The Habs were the second worst team in the entire National Hockey League after the All Star break last year - an All Star game in Montreal with the Habs well represented and Carbonneau as one of the assistant coaches. However, from the day of that All Star game it was an astounding trip downhill.

When last season concluded, the future for the Habs looked very grim. Ten unrestricted free agents were awaiting contract offers and a chance to choose to stay in Montreal or look for another home. Bob Gainey, the GM, had other ideas. These ideas were so bold it has been completely lost, I believe, on most people in hockey that Gainey may have made the gutsiest moves in the NHL in three decades.

Historic

The only move that I can recall that rivals Gainey's decision to clean house so entirely that ten UFAs were sent on their way is when Sam Pollock traded Ralph Backstrom to Los Angeles, because he owned the top pick of Oakland and wanted to be sure that L.A. improved enough to pass Oakland in the standings. The move paid dividends as Pollock got the first pick overall and drafted some kid named Guy Lafleur.

That was the stuff of genius, and I am under the impression that Gainey's moves in the off season were just as spectacular.

Addition by subtraction

Look at the ten players that were let go. Not even a single one of them is having much of a season. Koivu is aging by the month. Kovalev is inspired once a month. Tanguay is on one of the highest scoring, most prolific teams in the league in Tampa, playing with great scorers, yet he somehow is managing to not score much. Lang had a good start in Phoenix but has tailed off. Higgins might just be out of the league in a couple seasons he is struggling so remarkably. Komisarek misses Markov.

The others aren't even in the league anymore, or you can't even remember their names. Can you imagine how bad the Habs would be this year with all of those players back in the fold here had Gainey gone with the status quo? I shudder to think.

United locker room

Gainey looked around the room after he was a head coach last year and decided he didn't like what he saw. He knew he had to change the chemistry of the room. He did in a most complete way.

Instead of two solitudes, hockey style, Koivu vs. Kovalev, we have one solitude with everyone pulling the rope in the same direction. The player's roles are well defined. The scorers are scoring. The checkers are checking.

That credit goes in large part to a professional coach Jacques Martin. I don't have to tell you who hired him do I?

One mistake

With the Habs riding a five game winning streak, it's time to give credit to the former GM who rebuilt a franchise last summer. I think Gainey made only one mistake, and it has nothing to do with the talent of the player. Scott Gomez is playing very good hockey, but he makes a lot of money at over $7 million a season.

You have to get 90 points from that kind of monied player and it does hamstring the salary cap ceiling if the $7 million dollar man can't produce like it.

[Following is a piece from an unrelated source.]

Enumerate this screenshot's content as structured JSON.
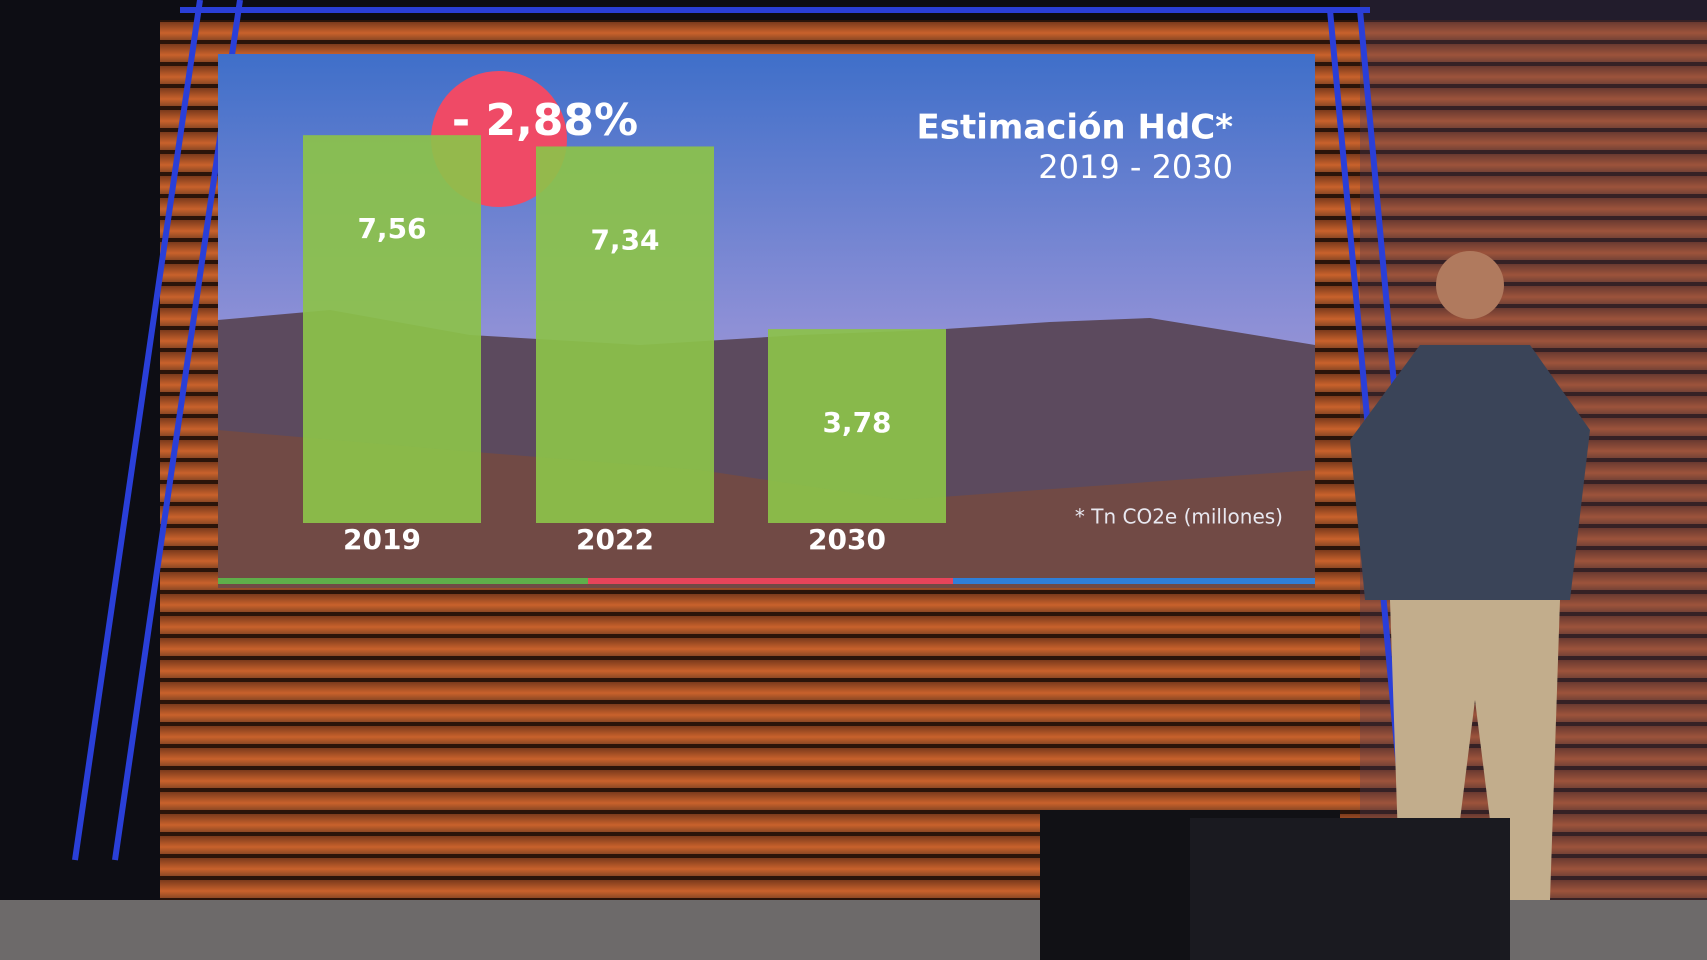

That's the only decision I am willing to give Gainey any flak over. The rest? Look at where the Habs are and where the Habs could be without a brilliant Gainey.

One year ago vs. today looks like this for the Habs: Second worst team in the league after the all-star break vs. a club on a 5 game winning streak. Dressing room divided vs. dressing room pulling in the same direction. Head coach fired vs. professional head coach. Old aging veterans on the downside of their careers vs. players with some upside still and some skillful years left.

Night and day isn't it?

Gainey has pulled off a transformation in every way in this franchise.

I could go on as well and mention that the Pouliot vs. Latendresse trade is going to go in Montreal's direction in a big way as the years pass. Another Gainey move.

Bob Gainey maybe had his best 12 months as a GM in his last 12 months. I'm confident history will record this to be true as the players he let go continue to regress while the free agents he signed and the traded players he acquired will move forward shining more brightly with the passage of time.